Jordan Times
Tuesday, February 2, 2010
'Gov’t seeking to increase
women’s representation in Parliament'
By Rana Husseini
AMMAN - Minister of Political Development Musa Maaytah on Monday said the
government is seriously thinking of increasing women’s presence in the next
Lower House of Parliament.
“We are exploring all possibilities,” he said, including increasing the quota of
women MPs from six to 12 or raising the percentage of seats allocated to women
based on the total number of deputies.
“Nothing is clear yet because the election committee is still examining the
election system itself,” the minister told The Jordan Times in a phone
interview.
He noted that the election committee is reviewing several suggestions that were
presented by civil society and the women’s movement, including increasing the
seats to 12 so that all governorates will be represented in the Lower House.
A second option, he added, is to increase the quota by 20 per cent, which will
also lead to an increase in the number of female representatives.
The government first introduced a six-seat women’s quota ahead of the 2003
parliamentary elections.
Four years later, seven women were elected to the Lower House: Six via the quota
system, and the seventh through direct elections.
Jordanian National Commission for Women (JNCW) Secretary General Asma Khader
commended the government’s intentions.
“We praise the government’s intentions because in the end it will lead to a
stronger women’s representation in Parliament,” she told The Jordan Times.
In 2007, women‘s groups voiced their frustration after the government of Marouf
Bakhit turned down their request to double the number of seats allocated to
women.
At the time, Bakhit called on the women’s movement to support “qualified women
to run for the upcoming elections and encourage Jordanian women to vote for
their peers instead of depending on the quota”.

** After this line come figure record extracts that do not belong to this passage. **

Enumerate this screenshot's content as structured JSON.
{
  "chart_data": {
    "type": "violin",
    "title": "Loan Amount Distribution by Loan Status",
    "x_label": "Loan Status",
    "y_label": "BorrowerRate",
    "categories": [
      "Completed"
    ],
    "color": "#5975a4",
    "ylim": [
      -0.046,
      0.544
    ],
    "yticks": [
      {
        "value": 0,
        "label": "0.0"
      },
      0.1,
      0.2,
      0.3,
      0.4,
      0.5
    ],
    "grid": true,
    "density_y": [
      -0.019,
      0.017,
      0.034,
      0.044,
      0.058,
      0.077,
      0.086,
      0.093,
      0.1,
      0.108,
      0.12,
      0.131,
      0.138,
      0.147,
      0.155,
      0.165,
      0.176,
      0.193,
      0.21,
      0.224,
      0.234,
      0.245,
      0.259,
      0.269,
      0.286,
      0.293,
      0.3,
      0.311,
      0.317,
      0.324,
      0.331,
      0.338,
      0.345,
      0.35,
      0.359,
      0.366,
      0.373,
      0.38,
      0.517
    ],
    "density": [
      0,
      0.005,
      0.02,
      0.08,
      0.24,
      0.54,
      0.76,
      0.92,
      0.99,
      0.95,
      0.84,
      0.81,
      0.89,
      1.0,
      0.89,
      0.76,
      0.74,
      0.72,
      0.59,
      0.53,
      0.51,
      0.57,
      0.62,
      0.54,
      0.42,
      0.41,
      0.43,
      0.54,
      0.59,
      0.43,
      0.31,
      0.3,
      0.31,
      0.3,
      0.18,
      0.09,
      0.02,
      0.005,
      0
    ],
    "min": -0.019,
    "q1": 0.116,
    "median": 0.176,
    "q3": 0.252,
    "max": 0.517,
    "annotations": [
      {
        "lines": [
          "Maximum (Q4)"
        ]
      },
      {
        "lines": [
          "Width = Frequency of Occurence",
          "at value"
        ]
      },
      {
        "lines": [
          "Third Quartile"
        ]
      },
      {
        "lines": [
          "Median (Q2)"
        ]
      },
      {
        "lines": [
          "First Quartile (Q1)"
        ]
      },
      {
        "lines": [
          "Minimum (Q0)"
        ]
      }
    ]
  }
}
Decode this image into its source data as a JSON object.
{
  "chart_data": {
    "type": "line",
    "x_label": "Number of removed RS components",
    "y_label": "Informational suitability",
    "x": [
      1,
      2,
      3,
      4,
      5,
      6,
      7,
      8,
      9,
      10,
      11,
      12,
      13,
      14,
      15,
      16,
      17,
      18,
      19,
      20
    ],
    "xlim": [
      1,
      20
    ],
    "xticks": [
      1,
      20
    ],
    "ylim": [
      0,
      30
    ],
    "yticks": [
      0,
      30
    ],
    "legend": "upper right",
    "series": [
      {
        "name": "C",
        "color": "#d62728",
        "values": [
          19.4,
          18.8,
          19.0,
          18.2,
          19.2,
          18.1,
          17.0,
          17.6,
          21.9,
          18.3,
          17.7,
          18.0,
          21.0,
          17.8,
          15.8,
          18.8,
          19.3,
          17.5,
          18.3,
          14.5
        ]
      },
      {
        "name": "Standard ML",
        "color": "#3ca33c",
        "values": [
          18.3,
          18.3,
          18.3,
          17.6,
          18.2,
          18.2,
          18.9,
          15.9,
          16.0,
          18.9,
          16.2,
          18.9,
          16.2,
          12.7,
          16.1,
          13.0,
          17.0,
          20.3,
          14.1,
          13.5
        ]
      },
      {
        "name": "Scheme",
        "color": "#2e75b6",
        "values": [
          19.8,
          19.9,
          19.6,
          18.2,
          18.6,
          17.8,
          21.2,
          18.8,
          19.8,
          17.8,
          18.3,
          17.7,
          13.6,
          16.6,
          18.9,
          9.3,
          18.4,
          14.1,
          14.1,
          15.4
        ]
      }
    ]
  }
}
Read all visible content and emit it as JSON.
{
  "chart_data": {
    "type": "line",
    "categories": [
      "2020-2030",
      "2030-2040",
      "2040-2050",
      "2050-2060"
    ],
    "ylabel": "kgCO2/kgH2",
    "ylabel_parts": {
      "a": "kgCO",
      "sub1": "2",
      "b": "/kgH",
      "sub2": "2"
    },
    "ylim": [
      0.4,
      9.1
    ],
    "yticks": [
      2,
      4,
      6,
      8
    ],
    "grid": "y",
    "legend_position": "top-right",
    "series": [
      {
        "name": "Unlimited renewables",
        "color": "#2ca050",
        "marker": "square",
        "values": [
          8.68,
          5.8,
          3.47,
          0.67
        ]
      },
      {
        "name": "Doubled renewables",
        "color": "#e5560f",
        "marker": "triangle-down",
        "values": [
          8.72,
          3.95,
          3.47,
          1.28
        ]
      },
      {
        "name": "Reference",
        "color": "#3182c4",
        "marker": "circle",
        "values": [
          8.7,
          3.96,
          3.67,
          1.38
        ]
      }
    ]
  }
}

Before the quota was introduced, only two women had ever served in the Lower
House: Toujan Faisal, who won a Circassian seat in the 1993 elections, and Nuha
Maaytah, who won a seat through parliamentary by-elections in 2001.
A UNIFEM study released in March 2007 attributed women’s failure to gain
parliamentary seats in larger numbers to social and political factors, including
a lack of trust in Jordanian society that women are capable of working in
politics.
Other obstacles included the one-person, one-vote formula which deterred many
women from running, and the lack of financial resources for female candidates.